Mit Unfällen scheint er sich auszukennen. Offiziell vorbestraft ist S. lediglich wegen einer Urkundenfälschung. Aus seinem Führungszeugnis gelöscht wurde allerdings eine erstaunliche Sammlung von Verkehrsdelikten jeglicher Bauart. Interessant ist dabei, dass S. es geschafft hat, die als schwierig zu bestehen geltende und im Volksmund „Idiotentest“ genannte medizinisch-psychologische Untersuchung (MPU) bereits viermal mit Bravour zu meistern.

Erstaunlich ist auch sein „Dienstwagen“, der mit 625 PS wohl selbst bei der Arbeiterwohlfahrt Verdacht hätte erregen können.
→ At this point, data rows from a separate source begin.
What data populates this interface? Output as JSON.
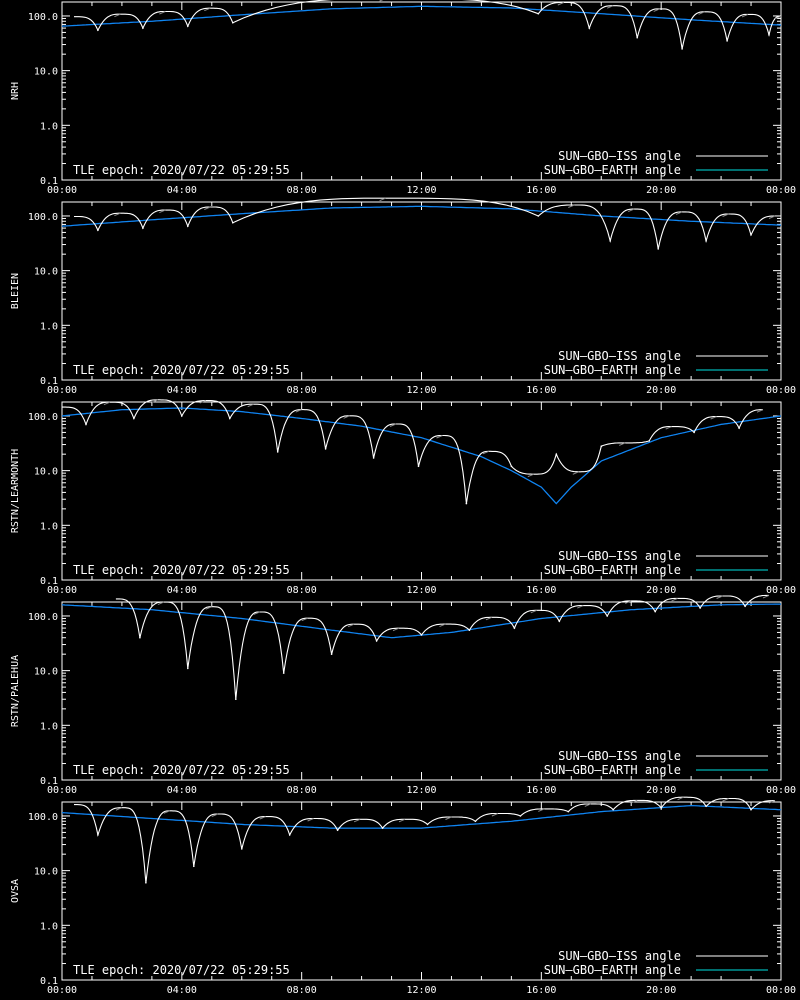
{
  "figure": {
    "x_ticks": [
      "00:00",
      "04:00",
      "08:00",
      "12:00",
      "16:00",
      "20:00",
      "00:00"
    ],
    "y_ticks": [
      "0.1",
      "1.0",
      "10.0",
      "100.0"
    ],
    "tle_label": "TLE epoch: 2020/07/22 05:29:55",
    "legend": [
      {
        "label": "SUN–GBO–ISS angle",
        "color": "#ffffff"
      },
      {
        "label": "SUN–GBO–EARTH angle",
        "color": "#00e0e0"
      }
    ]
  },
  "chart_data": [
    {
      "type": "line",
      "station": "NRH",
      "xlabel": "",
      "ylabel": "NRH",
      "xlim": [
        0,
        24
      ],
      "ylim": [
        0.1,
        180
      ],
      "yscale": "log",
      "grid": false,
      "legend_position": "bottom-right",
      "earth_curve": {
        "x": [
          0,
          3,
          6,
          9,
          12,
          15,
          18,
          21,
          24
        ],
        "y": [
          65,
          80,
          105,
          135,
          150,
          140,
          110,
          85,
          68
        ]
      },
      "iss_minima": [
        {
          "x": 1.2,
          "y": 55
        },
        {
          "x": 2.7,
          "y": 60
        },
        {
          "x": 4.2,
          "y": 65
        },
        {
          "x": 5.7,
          "y": 75
        },
        {
          "x": 15.9,
          "y": 110
        },
        {
          "x": 17.6,
          "y": 60
        },
        {
          "x": 19.2,
          "y": 40
        },
        {
          "x": 20.7,
          "y": 25
        },
        {
          "x": 22.2,
          "y": 35
        },
        {
          "x": 23.6,
          "y": 45
        }
      ]
    },
    {
      "type": "line",
      "station": "BLEIEN",
      "xlabel": "",
      "ylabel": "BLEIEN",
      "xlim": [
        0,
        24
      ],
      "ylim": [
        0.1,
        180
      ],
      "yscale": "log",
      "grid": false,
      "legend_position": "bottom-right",
      "earth_curve": {
        "x": [
          0,
          3,
          6,
          9,
          12,
          15,
          18,
          21,
          24
        ],
        "y": [
          65,
          85,
          110,
          140,
          150,
          135,
          100,
          80,
          68
        ]
      },
      "iss_minima": [
        {
          "x": 1.2,
          "y": 55
        },
        {
          "x": 2.7,
          "y": 60
        },
        {
          "x": 4.2,
          "y": 65
        },
        {
          "x": 5.7,
          "y": 75
        },
        {
          "x": 15.9,
          "y": 100
        },
        {
          "x": 18.3,
          "y": 35
        },
        {
          "x": 19.9,
          "y": 25
        },
        {
          "x": 21.5,
          "y": 35
        },
        {
          "x": 23.0,
          "y": 45
        }
      ]
    },
    {
      "type": "line",
      "station": "RSTN/LEARMONTH",
      "xlabel": "",
      "ylabel": "RSTN/LEARMONTH",
      "xlim": [
        0,
        24
      ],
      "ylim": [
        0.1,
        180
      ],
      "yscale": "log",
      "grid": false,
      "legend_position": "bottom-right",
      "earth_curve": {
        "x": [
          0,
          2,
          4,
          6,
          8,
          10,
          12,
          14,
          15,
          16,
          16.5,
          17,
          18,
          20,
          22,
          24
        ],
        "y": [
          100,
          130,
          140,
          120,
          90,
          65,
          40,
          18,
          10,
          5,
          2.5,
          5,
          15,
          40,
          70,
          100
        ]
      },
      "iss_minima": [
        {
          "x": 0.8,
          "y": 70
        },
        {
          "x": 2.4,
          "y": 90
        },
        {
          "x": 4.0,
          "y": 100
        },
        {
          "x": 5.6,
          "y": 90
        },
        {
          "x": 7.2,
          "y": 22
        },
        {
          "x": 8.8,
          "y": 25
        },
        {
          "x": 10.4,
          "y": 17
        },
        {
          "x": 11.9,
          "y": 12
        },
        {
          "x": 13.5,
          "y": 2.5
        },
        {
          "x": 15.0,
          "y": 12
        },
        {
          "x": 16.5,
          "y": 20
        },
        {
          "x": 18.0,
          "y": 28
        },
        {
          "x": 19.6,
          "y": 35
        },
        {
          "x": 21.1,
          "y": 50
        },
        {
          "x": 22.6,
          "y": 60
        }
      ]
    },
    {
      "type": "line",
      "station": "RSTN/PALEHUA",
      "xlabel": "",
      "ylabel": "RSTN/PALEHUA",
      "xlim": [
        0,
        24
      ],
      "ylim": [
        0.1,
        180
      ],
      "yscale": "log",
      "grid": false,
      "legend_position": "bottom-right",
      "earth_curve": {
        "x": [
          0,
          3,
          6,
          9,
          11,
          13,
          16,
          19,
          22,
          24
        ],
        "y": [
          160,
          130,
          90,
          55,
          40,
          50,
          90,
          130,
          160,
          165
        ]
      },
      "iss_minima": [
        {
          "x": 2.6,
          "y": 40
        },
        {
          "x": 4.2,
          "y": 11
        },
        {
          "x": 5.8,
          "y": 3
        },
        {
          "x": 7.4,
          "y": 9
        },
        {
          "x": 9.0,
          "y": 20
        },
        {
          "x": 10.5,
          "y": 35
        },
        {
          "x": 12.0,
          "y": 45
        },
        {
          "x": 13.6,
          "y": 55
        },
        {
          "x": 15.1,
          "y": 60
        },
        {
          "x": 16.6,
          "y": 80
        },
        {
          "x": 18.2,
          "y": 100
        },
        {
          "x": 19.8,
          "y": 120
        },
        {
          "x": 21.3,
          "y": 140
        },
        {
          "x": 22.8,
          "y": 150
        }
      ]
    },
    {
      "type": "line",
      "station": "OVSA",
      "xlabel": "",
      "ylabel": "OVSA",
      "xlim": [
        0,
        24
      ],
      "ylim": [
        0.1,
        180
      ],
      "yscale": "log",
      "grid": false,
      "legend_position": "bottom-right",
      "earth_curve": {
        "x": [
          0,
          3,
          6,
          9,
          12,
          15,
          18,
          21,
          24
        ],
        "y": [
          115,
          90,
          70,
          60,
          60,
          80,
          120,
          155,
          130
        ]
      },
      "iss_minima": [
        {
          "x": 1.2,
          "y": 45
        },
        {
          "x": 2.8,
          "y": 6
        },
        {
          "x": 4.4,
          "y": 12
        },
        {
          "x": 6.0,
          "y": 25
        },
        {
          "x": 7.6,
          "y": 45
        },
        {
          "x": 9.2,
          "y": 55
        },
        {
          "x": 10.7,
          "y": 60
        },
        {
          "x": 12.2,
          "y": 70
        },
        {
          "x": 13.8,
          "y": 80
        },
        {
          "x": 15.3,
          "y": 100
        },
        {
          "x": 16.9,
          "y": 120
        },
        {
          "x": 18.4,
          "y": 130
        },
        {
          "x": 20.0,
          "y": 140
        },
        {
          "x": 21.5,
          "y": 150
        },
        {
          "x": 23.0,
          "y": 130
        }
      ]
    }
  ]
}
Aber das ist erklärbar: S. gehört zu einer fünfköpfigen „Baumafia“, deren Mitglieder im November 2018 vom Landgericht wegen Steuerhinterziehung in zweistelliger Millionenhöhe zu mehrjährigen Freiheitsstrafen verurteilt worden waren; dieses Urteil ist allerdings noch nicht rechtskräftig. Das Quintett hatte zuvor, höchstwahrscheinlich mit freundlicher Unterstützung der albanischen Kokain-Mafia, Immobilien im dreistelligen Millionenwert gekauft – unter anderem das bis heute leerstehende „Institut für vergleichende Irrelevanz“ am Bockenheimer Campus. In diesem Milieu sind solche „Dienstwagen“ recht beliebt.

Ein Termin für den Prozess vor der Schwurgerichtskammer des Landgerichts steht bislang noch nicht fest.